Hilarius wusste selbst nicht, ob er es nur gesagt hatte, um Rosi zu beruhigen, oder ob er tatsächlich bereit war, Geld zu unterschlagen, um diese Last aus seinem früheren Leben loszuwerden. Denn wenn Ernst Rickinger ihn des Diebstahls anklagte, waren die Folgen nicht weniger schlimm, als wenn er in die Hände des Bischofs geriet.
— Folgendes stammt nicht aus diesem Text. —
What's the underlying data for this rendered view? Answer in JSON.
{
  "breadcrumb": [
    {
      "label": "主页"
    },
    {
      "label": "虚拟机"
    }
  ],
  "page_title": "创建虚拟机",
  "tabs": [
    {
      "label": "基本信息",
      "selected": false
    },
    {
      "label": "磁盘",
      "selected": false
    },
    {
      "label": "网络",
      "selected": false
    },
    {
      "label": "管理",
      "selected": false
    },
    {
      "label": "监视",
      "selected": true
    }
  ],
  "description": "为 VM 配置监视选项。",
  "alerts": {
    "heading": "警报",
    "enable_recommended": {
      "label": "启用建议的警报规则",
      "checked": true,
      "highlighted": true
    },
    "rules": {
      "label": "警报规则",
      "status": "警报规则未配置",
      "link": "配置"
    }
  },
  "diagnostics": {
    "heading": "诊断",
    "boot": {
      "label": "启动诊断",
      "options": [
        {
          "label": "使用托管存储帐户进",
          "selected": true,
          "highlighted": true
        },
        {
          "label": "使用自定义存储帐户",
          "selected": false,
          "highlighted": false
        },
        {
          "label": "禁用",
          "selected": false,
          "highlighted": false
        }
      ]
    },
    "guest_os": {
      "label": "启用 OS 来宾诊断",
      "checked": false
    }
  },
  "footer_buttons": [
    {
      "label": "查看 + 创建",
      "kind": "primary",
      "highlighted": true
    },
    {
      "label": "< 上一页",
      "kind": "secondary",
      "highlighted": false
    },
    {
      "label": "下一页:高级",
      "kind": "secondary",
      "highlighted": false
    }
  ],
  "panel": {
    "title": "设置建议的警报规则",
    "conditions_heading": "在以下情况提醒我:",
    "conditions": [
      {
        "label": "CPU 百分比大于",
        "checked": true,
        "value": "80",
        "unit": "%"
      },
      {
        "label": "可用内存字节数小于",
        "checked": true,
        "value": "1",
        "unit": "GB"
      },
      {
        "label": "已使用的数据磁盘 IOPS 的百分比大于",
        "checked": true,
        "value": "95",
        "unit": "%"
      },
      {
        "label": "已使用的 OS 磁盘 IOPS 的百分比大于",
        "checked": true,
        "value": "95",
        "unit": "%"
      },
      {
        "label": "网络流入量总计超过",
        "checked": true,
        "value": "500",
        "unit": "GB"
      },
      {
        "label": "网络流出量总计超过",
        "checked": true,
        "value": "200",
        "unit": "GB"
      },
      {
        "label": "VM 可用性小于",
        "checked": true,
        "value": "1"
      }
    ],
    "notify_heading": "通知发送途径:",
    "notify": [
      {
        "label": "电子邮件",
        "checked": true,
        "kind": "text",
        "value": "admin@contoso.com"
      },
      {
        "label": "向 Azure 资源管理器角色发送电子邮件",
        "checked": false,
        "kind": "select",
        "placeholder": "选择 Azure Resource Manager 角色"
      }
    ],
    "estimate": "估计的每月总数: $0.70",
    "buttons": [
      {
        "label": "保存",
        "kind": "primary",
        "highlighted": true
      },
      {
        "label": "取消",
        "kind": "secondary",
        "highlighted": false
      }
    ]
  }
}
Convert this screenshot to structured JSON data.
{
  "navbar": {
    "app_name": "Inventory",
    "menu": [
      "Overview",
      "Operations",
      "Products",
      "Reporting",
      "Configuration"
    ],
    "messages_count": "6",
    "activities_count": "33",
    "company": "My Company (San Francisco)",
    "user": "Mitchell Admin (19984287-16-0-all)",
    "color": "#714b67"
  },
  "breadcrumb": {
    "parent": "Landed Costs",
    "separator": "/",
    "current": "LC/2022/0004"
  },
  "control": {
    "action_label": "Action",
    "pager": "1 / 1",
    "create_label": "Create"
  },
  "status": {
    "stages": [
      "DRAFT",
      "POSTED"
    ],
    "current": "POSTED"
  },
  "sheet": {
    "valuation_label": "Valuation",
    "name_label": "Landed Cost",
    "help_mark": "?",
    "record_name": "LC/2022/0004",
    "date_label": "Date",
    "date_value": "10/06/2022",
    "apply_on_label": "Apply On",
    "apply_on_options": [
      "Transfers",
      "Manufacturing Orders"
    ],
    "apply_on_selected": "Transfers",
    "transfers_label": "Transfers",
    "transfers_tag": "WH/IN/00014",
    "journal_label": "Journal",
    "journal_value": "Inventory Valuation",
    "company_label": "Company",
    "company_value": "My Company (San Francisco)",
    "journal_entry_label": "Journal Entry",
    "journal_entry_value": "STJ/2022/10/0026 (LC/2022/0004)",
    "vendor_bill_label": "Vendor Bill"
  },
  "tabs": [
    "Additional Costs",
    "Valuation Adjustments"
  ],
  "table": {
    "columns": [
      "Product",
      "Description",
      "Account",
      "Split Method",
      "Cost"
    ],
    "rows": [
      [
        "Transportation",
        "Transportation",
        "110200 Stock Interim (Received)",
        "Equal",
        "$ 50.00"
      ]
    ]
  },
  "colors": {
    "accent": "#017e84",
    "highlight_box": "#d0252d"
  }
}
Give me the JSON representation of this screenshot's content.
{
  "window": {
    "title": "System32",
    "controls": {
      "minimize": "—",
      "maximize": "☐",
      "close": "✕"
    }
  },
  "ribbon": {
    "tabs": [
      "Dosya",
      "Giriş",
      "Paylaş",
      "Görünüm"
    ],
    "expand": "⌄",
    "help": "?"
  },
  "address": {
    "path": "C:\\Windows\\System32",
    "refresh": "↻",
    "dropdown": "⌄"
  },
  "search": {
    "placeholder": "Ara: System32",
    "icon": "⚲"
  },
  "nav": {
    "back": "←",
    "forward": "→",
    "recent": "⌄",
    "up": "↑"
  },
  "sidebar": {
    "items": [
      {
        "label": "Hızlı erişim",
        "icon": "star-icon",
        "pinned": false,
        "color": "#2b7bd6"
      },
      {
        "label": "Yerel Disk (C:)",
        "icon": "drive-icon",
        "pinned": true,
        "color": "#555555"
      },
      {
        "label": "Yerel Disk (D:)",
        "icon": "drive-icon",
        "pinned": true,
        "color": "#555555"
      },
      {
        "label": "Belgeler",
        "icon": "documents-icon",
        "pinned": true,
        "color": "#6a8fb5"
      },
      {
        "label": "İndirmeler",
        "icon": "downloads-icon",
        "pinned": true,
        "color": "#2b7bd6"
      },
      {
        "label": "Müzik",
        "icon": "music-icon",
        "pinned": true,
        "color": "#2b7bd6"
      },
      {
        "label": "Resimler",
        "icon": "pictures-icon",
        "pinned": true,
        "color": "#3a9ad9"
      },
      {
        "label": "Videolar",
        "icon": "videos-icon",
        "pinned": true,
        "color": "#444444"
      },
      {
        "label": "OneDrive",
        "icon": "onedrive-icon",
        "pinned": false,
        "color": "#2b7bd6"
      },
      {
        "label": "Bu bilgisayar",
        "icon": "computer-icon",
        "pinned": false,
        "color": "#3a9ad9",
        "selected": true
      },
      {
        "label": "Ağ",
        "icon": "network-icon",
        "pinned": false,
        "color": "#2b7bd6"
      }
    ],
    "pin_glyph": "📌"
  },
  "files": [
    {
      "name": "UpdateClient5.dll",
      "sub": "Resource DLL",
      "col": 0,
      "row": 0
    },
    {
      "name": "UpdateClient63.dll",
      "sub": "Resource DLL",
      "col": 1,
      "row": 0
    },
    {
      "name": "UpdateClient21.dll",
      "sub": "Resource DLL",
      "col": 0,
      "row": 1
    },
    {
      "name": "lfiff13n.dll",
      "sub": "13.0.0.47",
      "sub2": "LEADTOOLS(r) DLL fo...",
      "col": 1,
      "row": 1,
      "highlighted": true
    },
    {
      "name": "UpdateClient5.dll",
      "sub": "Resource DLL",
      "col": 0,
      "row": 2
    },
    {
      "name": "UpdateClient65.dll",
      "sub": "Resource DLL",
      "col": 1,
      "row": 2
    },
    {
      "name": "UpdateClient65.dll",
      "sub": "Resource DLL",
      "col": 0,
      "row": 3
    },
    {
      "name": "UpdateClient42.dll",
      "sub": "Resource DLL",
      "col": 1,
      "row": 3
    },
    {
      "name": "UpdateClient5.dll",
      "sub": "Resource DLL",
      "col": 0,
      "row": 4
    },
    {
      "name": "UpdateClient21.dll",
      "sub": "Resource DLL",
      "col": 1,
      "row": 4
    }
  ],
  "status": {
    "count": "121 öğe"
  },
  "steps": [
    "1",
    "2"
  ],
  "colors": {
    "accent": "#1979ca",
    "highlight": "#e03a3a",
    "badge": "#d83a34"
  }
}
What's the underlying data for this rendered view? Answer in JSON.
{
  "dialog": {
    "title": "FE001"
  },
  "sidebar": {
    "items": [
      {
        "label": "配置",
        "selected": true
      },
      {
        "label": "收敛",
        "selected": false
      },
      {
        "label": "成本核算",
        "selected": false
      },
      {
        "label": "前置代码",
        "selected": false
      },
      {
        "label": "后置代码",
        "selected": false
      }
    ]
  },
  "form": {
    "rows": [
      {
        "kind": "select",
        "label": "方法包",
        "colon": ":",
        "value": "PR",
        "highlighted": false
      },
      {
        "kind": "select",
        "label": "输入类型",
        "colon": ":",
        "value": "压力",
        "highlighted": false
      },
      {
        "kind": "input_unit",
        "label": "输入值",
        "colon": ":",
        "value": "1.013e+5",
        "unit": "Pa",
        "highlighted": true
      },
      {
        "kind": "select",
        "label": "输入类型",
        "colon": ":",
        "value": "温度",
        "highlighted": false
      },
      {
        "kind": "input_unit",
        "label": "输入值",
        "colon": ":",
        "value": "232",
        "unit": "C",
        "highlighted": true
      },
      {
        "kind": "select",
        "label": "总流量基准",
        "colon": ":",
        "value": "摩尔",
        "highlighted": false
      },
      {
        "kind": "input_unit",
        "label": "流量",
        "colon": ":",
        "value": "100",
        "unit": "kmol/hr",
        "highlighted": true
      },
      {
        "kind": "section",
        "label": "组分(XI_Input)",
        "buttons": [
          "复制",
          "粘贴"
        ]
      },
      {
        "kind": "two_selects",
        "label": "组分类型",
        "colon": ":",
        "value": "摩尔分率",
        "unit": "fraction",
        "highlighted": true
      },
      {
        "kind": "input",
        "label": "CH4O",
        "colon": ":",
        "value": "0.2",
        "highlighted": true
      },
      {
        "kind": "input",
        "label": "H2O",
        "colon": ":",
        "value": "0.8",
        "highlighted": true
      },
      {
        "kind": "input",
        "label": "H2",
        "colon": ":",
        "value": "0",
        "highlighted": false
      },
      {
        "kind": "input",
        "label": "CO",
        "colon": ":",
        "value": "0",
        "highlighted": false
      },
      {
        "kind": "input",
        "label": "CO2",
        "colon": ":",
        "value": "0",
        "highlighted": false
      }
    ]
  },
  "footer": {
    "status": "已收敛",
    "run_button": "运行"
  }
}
Trotzdem hatte ihm das Gespräch mit Rosi gutgetan. Sie war der erste Mensch, der wahres Verständnis für ihn zeigte. Seine Eltern hatten ihn der Familientradition folgend im Alter von fünf Jahren in ein Kloster gegeben, und dieses hatte er erst verlassen dürfen, als er alt genug war, Theologie zu studieren. Nach seiner Priesterweihe war er nach Rom gepilgert, um am Grab der heiligen Apostel Petrus und Paulus zu beten, und dort war er dem Wittenberger Mönch Martin Luther begegnet, der derzeit den Bischöfen und dem Papst so viele Schwierigkeiten bereitet. Er selbst hatte sich wenig Gedanken über den rechten Glauben gemacht, sondern sich mit anderen Priestern und Mönchen einem liederlichen Lebenswandel ergeben. Mittlerweile war ihm jedoch klargeworden, wie verderbt die Kirche an etlichen Gliedern war, und nun strebte er danach, Luthers Thesen und Schriften selbst zu lesen. Er bereute jetzt, damals nicht mit dem Mönch aus Wittenberg gesprochen zu haben. Vielleicht wäre sein Leben dann anders verlaufen. Doch da stieg Rosis Bild in seinen Gedanken auf, und er war froh um die Liebe, die sie einander schenkten.